Chapter four, “On U.S.: Combat Trauma on Film in Alive Day Memories and In the Valley of Elah,” examines two 2007 films: the HBO documentary Alive Day Memories: Home from Iraq and Paul Haggis’s feature film In the Valley of Elah. Peebles suggests that both films—each about the physical and mental wounds endured by veterans—represent movie-making and storytelling as “sophisticated [narrative] prostheses” that complement therapeutic, medical, and mechanical recovery aids. While promising much, filmmaking also suffers the same limits as, say, a prosthetic leg or trauma medication—while trying to generate a return to “wholeness” that is probably not really attainable, they also exacerbate and extenuate the sense of loss and disjunction felt by the war’s casualties.
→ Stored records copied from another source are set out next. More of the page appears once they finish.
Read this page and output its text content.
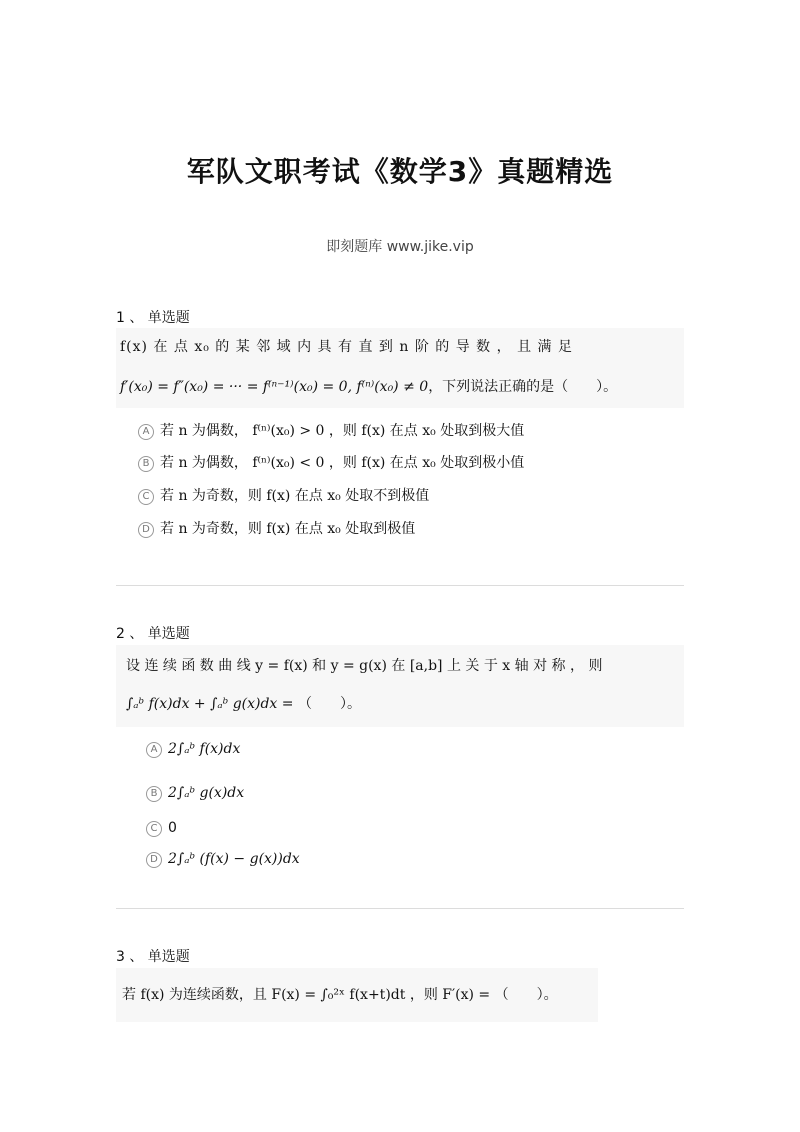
军队文职考试《数学3》真题精选
即刻题库 www.jike.vip
1 、 单选题
f(x) 在 点 x₀ 的 某 邻 域 内 具 有 直 到 n 阶 的 导 数 ， 且 满 足
f′(x₀) = f″(x₀) = ··· = f⁽ⁿ⁻¹⁾(x₀) = 0, f⁽ⁿ⁾(x₀) ≠ 0，下列说法正确的是（　　）。
A 若 n 为偶数， f⁽ⁿ⁾(x₀) > 0 ，则 f(x) 在点 x₀ 处取到极大值
B 若 n 为偶数， f⁽ⁿ⁾(x₀) < 0 ，则 f(x) 在点 x₀ 处取到极小值
C 若 n 为奇数，则 f(x) 在点 x₀ 处取不到极值
D 若 n 为奇数，则 f(x) 在点 x₀ 处取到极值
2 、 单选题
设 连 续 函 数 曲 线 y = f(x) 和 y = g(x) 在 [a,b] 上 关 于 x 轴 对 称 ， 则
∫ₐᵇ f(x)dx + ∫ₐᵇ g(x)dx = （　　）。
A 2∫ₐᵇ f(x)dx
B 2∫ₐᵇ g(x)dx
C 0
D 2∫ₐᵇ (f(x) − g(x))dx
3 、 单选题
若 f(x) 为连续函数，且 F(x) = ∫₀²ˣ f(x+t)dt ，则 F′(x) = （　　）。
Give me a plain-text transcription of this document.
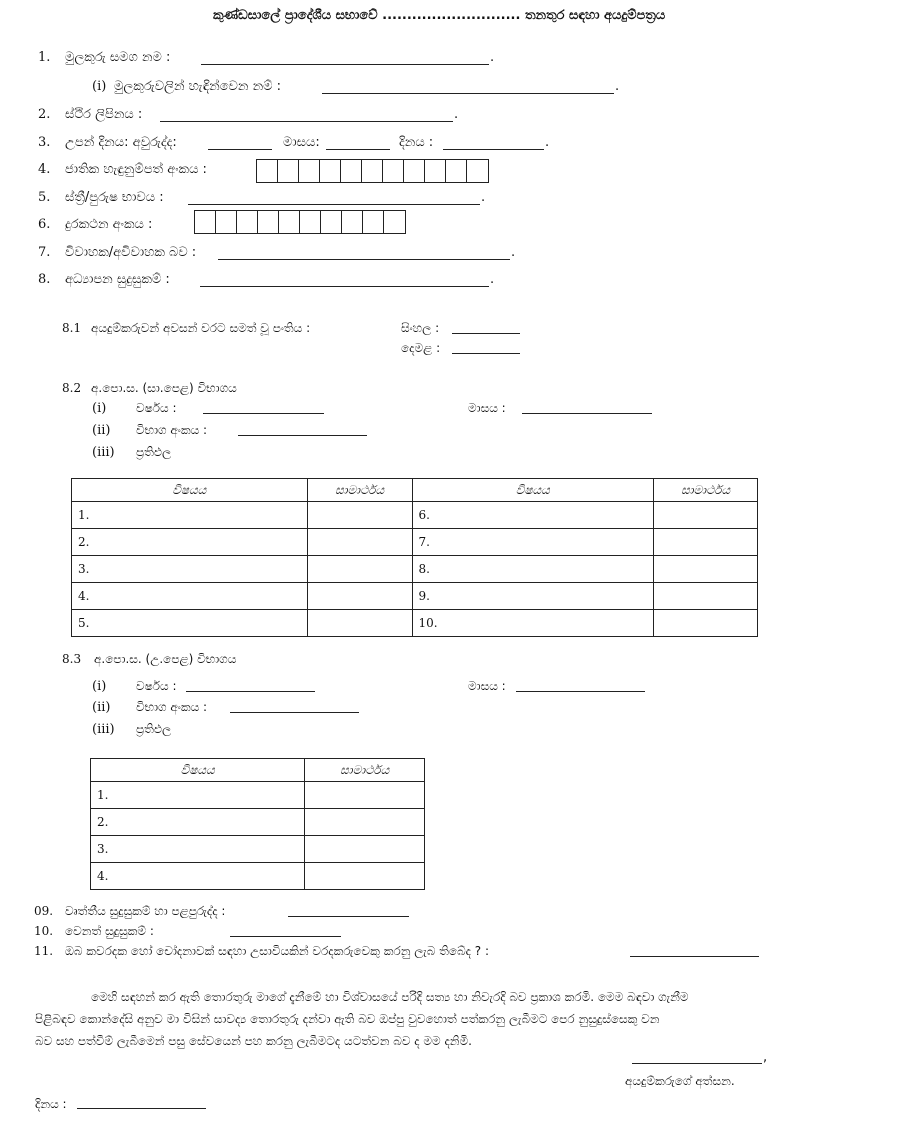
කුණ්ඩසාලේ ප්‍රාදේශීය සභාවේ ............................ තනතුර සඳහා අයදුම්පත්‍රය
1. මුලකුරු සමග නම :	.
(i) මුලකුරුවලින් හැඳින්වෙන නම් :	.
2. ස්ථිර ලිපිනය :	.
3. උපන් දිනය: අවුරුද්ද:	මාසය:	දිනය :	.
4. ජාතික හැඳුනුම්පත් අංකය :
5. ස්ත්‍රී/පුරුෂ භාවය :	.
6. දුරකථන අංකය :
7. විවාහක/අවිවාහක බව :	.
8. අධ්‍යාපන සුදුසුකම් :	.
8.1 අයදුම්කරුවන් අවසන් වරට සමත් වූ පංතිය :	සිංහල :
දෙමළ :
8.2 අ.පො.ස. (සා.පෙළ) විභාගය
(i) වර්ෂය :	මාසය :
(ii) විභාග අංකය :
(iii) ප්‍රතිඵල
විෂයය	සාමාර්ථය	විෂයය	සාමාර්ථය
1.		6.	
2.		7.	
3.		8.	
4.		9.	
5.		10.	
8.3 අ.පො.ස. (උ.පෙළ) විභාගය
(i) වර්ෂය :	මාසය :
(ii) විභාග අංකය :
(iii) ප්‍රතිඵල
විෂයය	සාමාර්ථය
1.	
2.	
3.	
4.	
09. වෘත්තීය සුදුසුකම් හා පළපුරුද්ද :
10. වෙනත් සුදුසුකම් :
11. ඔබ කවරදක හෝ චෝදනාවක් සඳහා උසාවියකින් වරදකරුවෙකු කරනු ලැබ තිබේද ? :
මෙහි සඳහන් කර ඇති තොරතුරු මාගේ දැනීමේ හා විශ්වාසයේ පරිදි සත්‍ය හා නිවැරදි බව ප්‍රකාශ කරමි. මෙම බඳවා ගැනීම
පිළිබඳව කොන්දේසි අනුව මා විසින් සාවද්‍ය තොරතුරු දන්වා ඇති බව ඔප්පු වුවහොත් පත්කරනු ලැබීමට පෙර නුසුදුස්සෙකු වන
බව සහ පත්වීම් ලැබීමෙන් පසු සේවයෙන් පහ කරනු ලැබීමටද යටත්වන බව ද මම දනිමි.
,
අයදුම්කරුගේ අත්සන.
දිනය :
At the end of each chapter, Peebles renders a brief look at an Iraqi blog, text, or film that supplements the discussion of the American cultural artifacts under examination, and in her conclusion she compares The Hurt Locker to Vietnam movies such as Full Metal Jacket, The Deer Hunter, and Apocalypse Now. Welcome to the Suck is published by a university press and features references to literary criticism heavyweights such as Judith Butler and Jurgen Habermas. But Peebles writes lucidly and economically, and the book is as organized as a five-paragraph mission order. Without describing specific battles and barely mentioning politics, Peebles delights the eager reader with the acuity and freshness of her insights. An academic text that is accessible to the interested general audience, Welcome to the Suck sets a high bar for the critical studies that are sure to follow.
Stacey Peebles’ Welcome to the Suck: Narrating the American Soldier’s Experience in Iraq. Cornell University Press, 2011.